Manatees move slowly, surface to breathe air, and inhabit a range of freshwater and saltwater ecosystems. These characteristics make them especially susceptible to collisions with fast-moving boats in shallow areas. Obeying posted speed zones and looking out for manatees is the easiest way to avoid a potentially fatal collision. In addition, Save the Manatee Club provides many free resources for boaters to protect manatees, including waterway signs, boating banners and decals, and informative tips at savethemanatee.org/resources. Residents and visitors who enjoy boating in Florida are encouraged to review these manatee-safe boating tips at least each November.
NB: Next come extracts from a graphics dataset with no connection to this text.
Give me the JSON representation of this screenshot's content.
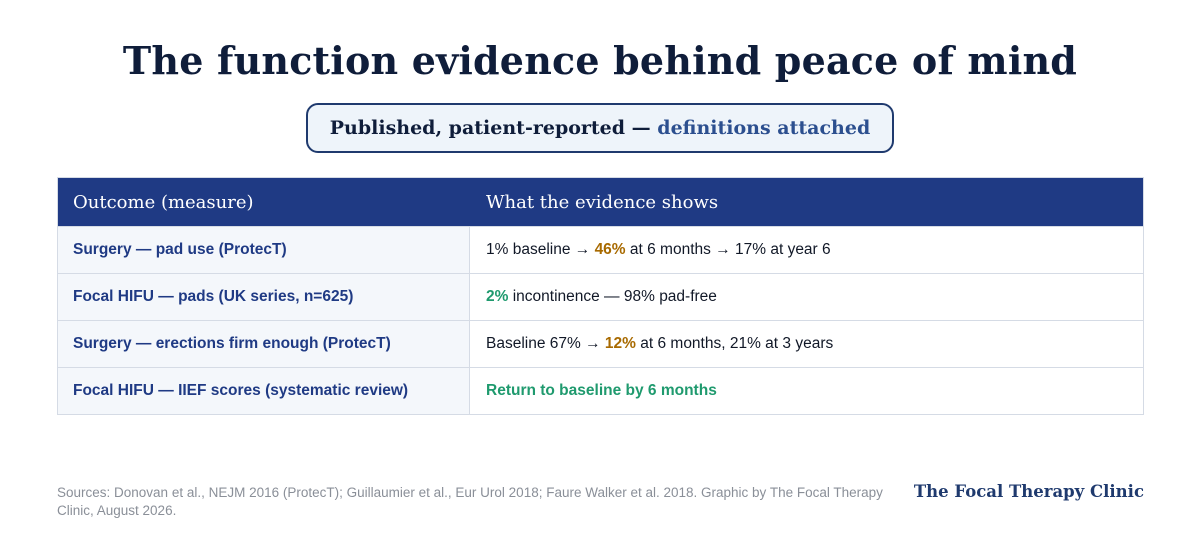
{
  "title": "The function evidence behind peace of mind",
  "subtitle": {
    "lead": "Published, patient-reported — ",
    "accent": "definitions attached"
  },
  "table": {
    "headers": [
      "Outcome (measure)",
      "What the evidence shows"
    ],
    "rows": [
      {
        "outcome": "Surgery — pad use (ProtecT)",
        "evidence": {
          "pre": "1% baseline → ",
          "highlight": "46%",
          "post": " at 6 months → 17% at year 6"
        }
      },
      {
        "outcome": "Focal HIFU — pads (UK series, n=625)",
        "evidence": {
          "pre": "",
          "highlight": "2%",
          "post": " incontinence — 98% pad-free"
        }
      },
      {
        "outcome": "Surgery — erections firm enough (ProtecT)",
        "evidence": {
          "pre": "Baseline 67% → ",
          "highlight": "12%",
          "post": " at 6 months, 21% at 3 years"
        }
      },
      {
        "outcome": "Focal HIFU — IIEF scores (systematic review)",
        "evidence": {
          "pre": "",
          "highlight": "Return to baseline by 6 months",
          "post": ""
        }
      }
    ]
  },
  "footer": {
    "sources": "Sources: Donovan et al., NEJM 2016 (ProtecT); Guillaumier et al., Eur Urol 2018; Faure Walker et al. 2018. Graphic by The Focal Therapy Clinic, August 2026.",
    "brand": "The Focal Therapy Clinic"
  },
  "colors": {
    "header_bg": "#1f3a84",
    "surgery_highlight": "#a86a00",
    "hifu_highlight": "#1f9a6e"
  }
}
They are also reminded to avoid feeding, touching, or giving water to manatees, as these activities can disrupt their natural behavior and could eventually put them in harm’s way.
Save the Manatee Club also offers a number of educational resources for students of all ages, including important facts and FAQs, manatee videos and live webcams. Additionally, SMC can provide live presentations about manatees for classrooms or other groups upon request. Visit savethemanatee.org/manatees to learn more. SMC will also be sharing manatee activities, games, quizzes, and virtual events throughout the month on social media and at savethemanatee.org/mam beginning in November.
Another way for the public to help protect manatees is through Save the Manatee Club’s Adopt-A-Manatee® membership program. Members can symbolically adopt real Florida manatees with unique histories and receive personalized certificates and biographies of their manatee. Proceeds support public awareness projects, rescues and rehabilitation of sick and injured manatees, and efforts to conserve manatees and their habitat through advocacy and legal action. Adopt-A-Manatee® at savethemanatee.org/adopt.
Save the Manatee Club has been educating the public and protecting manatees since 1981, when the organization was co-founded by singer/songwriter Jimmy Buffett and then-Florida Governor Bob Graham. “Public awareness is a key component of our mission to protect manatees,” says Rose. “Boaters, students, and anyone who cares about manatees and healthy aquatic habitat all play a pivotal role in their protection when they learn and spread the word to others.”
Mind Your Manatee Manners
If you see manatees while swimming, snorkeling, diving, or boating, please follow these suggestions:
- Look, but don’t touch. Avoid excess noise and splashing.
- Practice “passive observation” and observe manatees from above water and at a distance.
- Resist the urge to feed manatees or give them water.
- Stash your trash. Discard monofilament line, hooks, and other trash properly.
- Do not enter designated manatee sanctuaries for any reason.
- Call 1-888-404-3922, email or text Tip@myfwc.com, or use VHF Channel 16 on your marine radio if you see an injured, dead, tagged, or orphaned manatee, or if you see a manatee being harassed.
By quietly observing manatees, you will get a rare opportunity to see the natural behavior of these unique animals.